Jane Van Ryan
Posted May 29, 2009
For Americans filling up at the pump, making sense of gasoline prices can be confusing. Here's a simple explanation: the price of crude oil is the main factor in determining the price of gasoline.
Since April 20, 2009, the price of crude oil has climbed 46 cents a gallon, and the price of gasoline has risen 41 cents a gallon.
For more information about the impact of crude oil on the price of gasoline, take a look at the dollar bill graphic below.
Also factored into the pump price are refining, marketing and transportation costs, and taxes. In fact, every time U.S. motorists pull up to the pump, they pay nearly 46 cents in taxes per gallon of gasoline.
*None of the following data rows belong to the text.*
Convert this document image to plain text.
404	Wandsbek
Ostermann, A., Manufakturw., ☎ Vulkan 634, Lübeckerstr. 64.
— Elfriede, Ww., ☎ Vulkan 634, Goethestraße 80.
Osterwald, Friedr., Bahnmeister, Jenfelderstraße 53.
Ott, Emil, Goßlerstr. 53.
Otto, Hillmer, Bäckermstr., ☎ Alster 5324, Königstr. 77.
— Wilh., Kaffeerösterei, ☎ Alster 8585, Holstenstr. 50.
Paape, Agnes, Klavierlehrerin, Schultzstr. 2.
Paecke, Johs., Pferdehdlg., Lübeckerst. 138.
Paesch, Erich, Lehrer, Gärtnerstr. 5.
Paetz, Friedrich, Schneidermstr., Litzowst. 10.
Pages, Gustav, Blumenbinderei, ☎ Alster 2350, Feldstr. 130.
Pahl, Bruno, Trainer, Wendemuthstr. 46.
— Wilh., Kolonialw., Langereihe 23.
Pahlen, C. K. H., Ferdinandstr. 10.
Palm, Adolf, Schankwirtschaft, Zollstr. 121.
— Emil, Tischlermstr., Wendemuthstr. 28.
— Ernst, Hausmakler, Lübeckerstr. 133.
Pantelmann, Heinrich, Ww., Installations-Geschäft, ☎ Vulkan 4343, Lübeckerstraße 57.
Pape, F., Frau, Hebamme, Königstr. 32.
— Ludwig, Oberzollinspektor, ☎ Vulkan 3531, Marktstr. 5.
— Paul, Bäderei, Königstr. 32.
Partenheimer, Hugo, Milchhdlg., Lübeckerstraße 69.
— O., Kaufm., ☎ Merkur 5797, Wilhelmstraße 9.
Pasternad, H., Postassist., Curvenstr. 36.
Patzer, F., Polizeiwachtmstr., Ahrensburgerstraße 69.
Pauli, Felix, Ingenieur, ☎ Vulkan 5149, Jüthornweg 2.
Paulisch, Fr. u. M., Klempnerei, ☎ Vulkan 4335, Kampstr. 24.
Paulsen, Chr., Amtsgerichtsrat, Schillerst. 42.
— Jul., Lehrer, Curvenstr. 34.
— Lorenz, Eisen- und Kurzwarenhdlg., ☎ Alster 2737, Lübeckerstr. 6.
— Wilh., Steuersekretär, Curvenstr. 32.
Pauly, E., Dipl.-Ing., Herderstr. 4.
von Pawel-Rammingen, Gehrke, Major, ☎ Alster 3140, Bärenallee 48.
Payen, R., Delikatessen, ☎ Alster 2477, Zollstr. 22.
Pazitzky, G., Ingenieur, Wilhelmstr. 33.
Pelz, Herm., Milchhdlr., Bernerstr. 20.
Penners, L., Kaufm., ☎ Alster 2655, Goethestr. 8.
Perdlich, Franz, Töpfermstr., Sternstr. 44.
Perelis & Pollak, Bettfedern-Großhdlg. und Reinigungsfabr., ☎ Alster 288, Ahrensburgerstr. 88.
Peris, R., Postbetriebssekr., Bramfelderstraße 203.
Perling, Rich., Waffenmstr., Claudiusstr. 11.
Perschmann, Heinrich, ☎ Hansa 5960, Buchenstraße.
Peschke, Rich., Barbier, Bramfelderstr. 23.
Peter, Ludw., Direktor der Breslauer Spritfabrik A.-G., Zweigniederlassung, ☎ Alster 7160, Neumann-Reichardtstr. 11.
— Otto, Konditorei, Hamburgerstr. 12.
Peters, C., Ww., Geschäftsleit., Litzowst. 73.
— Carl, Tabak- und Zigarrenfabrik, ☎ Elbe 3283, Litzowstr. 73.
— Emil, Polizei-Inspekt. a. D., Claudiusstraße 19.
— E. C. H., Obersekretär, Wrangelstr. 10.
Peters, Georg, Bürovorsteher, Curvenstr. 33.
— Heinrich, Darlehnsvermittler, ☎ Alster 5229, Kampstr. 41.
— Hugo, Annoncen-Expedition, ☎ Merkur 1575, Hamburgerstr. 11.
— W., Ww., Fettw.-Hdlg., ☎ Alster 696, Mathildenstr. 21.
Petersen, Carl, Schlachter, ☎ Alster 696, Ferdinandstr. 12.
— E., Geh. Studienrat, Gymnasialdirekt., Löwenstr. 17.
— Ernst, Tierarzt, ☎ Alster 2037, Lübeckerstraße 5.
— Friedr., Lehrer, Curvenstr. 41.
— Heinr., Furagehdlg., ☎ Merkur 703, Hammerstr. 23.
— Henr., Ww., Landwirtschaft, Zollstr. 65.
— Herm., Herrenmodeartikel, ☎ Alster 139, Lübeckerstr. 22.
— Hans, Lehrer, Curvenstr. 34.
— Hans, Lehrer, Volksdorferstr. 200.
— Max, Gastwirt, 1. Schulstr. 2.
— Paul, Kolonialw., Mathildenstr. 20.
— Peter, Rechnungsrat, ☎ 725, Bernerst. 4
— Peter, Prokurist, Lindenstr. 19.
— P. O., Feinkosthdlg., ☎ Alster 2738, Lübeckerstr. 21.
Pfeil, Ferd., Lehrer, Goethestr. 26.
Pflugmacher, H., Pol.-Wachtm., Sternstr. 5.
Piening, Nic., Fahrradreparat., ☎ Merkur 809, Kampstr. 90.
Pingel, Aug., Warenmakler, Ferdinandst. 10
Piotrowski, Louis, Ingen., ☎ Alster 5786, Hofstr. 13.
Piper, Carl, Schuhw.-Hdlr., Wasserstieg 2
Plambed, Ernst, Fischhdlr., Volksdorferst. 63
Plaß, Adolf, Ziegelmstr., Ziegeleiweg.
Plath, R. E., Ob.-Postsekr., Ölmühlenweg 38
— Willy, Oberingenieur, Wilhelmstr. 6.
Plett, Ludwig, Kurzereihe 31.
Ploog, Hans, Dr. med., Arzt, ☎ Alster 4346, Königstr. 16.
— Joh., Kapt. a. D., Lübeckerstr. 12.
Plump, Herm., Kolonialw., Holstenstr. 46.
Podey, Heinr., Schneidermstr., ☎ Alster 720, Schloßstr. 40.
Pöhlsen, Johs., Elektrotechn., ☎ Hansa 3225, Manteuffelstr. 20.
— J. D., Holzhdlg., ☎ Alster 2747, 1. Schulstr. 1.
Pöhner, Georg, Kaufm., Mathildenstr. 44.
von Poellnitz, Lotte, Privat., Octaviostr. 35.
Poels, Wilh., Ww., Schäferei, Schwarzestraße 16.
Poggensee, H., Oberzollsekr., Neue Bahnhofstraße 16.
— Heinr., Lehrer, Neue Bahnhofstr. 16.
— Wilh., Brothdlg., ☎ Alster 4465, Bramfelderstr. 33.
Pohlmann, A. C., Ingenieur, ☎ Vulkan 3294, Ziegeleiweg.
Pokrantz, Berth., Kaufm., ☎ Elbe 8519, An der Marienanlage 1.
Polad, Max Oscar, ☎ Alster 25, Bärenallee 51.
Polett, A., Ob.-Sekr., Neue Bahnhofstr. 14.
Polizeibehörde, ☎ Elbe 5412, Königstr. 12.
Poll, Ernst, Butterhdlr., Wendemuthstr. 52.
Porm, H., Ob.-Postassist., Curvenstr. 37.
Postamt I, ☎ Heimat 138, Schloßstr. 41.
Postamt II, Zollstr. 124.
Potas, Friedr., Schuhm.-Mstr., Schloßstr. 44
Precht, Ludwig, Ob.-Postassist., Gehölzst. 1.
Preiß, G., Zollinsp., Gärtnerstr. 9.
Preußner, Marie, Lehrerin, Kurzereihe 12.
Other factors --such as demand, gasoline inventory and import levels, and the effect of weather on production and refinery operations--also play a part in retail gasoline prices.
Occasionally, fluctuating pump prices bring accusations of price gouging, but numerous federal and state agencies have investigated the causes of price spikes for decades and consistently have found that the markets and the factors mentioned above are responsible for price fluctuations. America's oil and natural gas industry is monitored daily by U.S. Federal Trade Commission (FTC), other federal agencies and state Attorneys-General frequently conduct investigations.
Oil and natural gas earnings are in line with the average of other major U.S. manufacturing industries. In the first quarter of 2009, oil and natural gas earnings averaged 5.7 cents per dollar of sales as compared with 6.0 cents per dollar for U.S. manufacturing--excluding the financially challenged auto industry.